Course Description
Please join Rohde & Schwarz as we present a seminar in two parts:
Cognitive EW: Assuring In-Mission Learning for EW
This presentation will discuss the challenges for assuring the performance of a system that can learn from novel experiences in the field. EW systems operate at a timescale that means they cannot afford to learn post-mission, or with human supervision. EW systems must learn from a single observation, using self-supervised reinforcement feedback. The validation infrastructure must therefore support automated closed-loop, multi-resolution testing, and ways to test the effectiveness of actions. We must validate the learning process, rather than validating the learned model.

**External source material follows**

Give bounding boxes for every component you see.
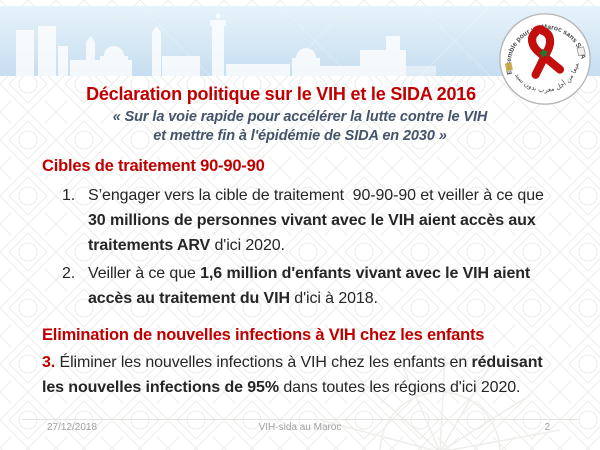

Cognitive EW: Data Requirements for AI
A common myth is that we need a lot of data to train an AI-ML system. This myth not only causes developers to fear data collection, but also causes developers to create solutions that are not fieldable. EW systems can leverage first-principle models (such as physics), feature engineering, and progression of the engagement to dramatically reduce the data collection requirements, and create systems that can learn on single observations of novel environments.
**Session is only open to U.S. Citizens**
Agenda
9:30 AM — 10:00 AM
► Registration & seating
10:00 AM — 11:30 AM
► Cognitive EW: Assuring In-Mission Learning for EW
11:30 AM — 12:00 PM
► Lunch
12:00 PM — 2:00 PM
► Cognitive EW: Data Requirements for AI
10:00 AM — 2:30 PM
► Continued Demonstration in Break Room
Please arrive before the session to allow for registration & seating.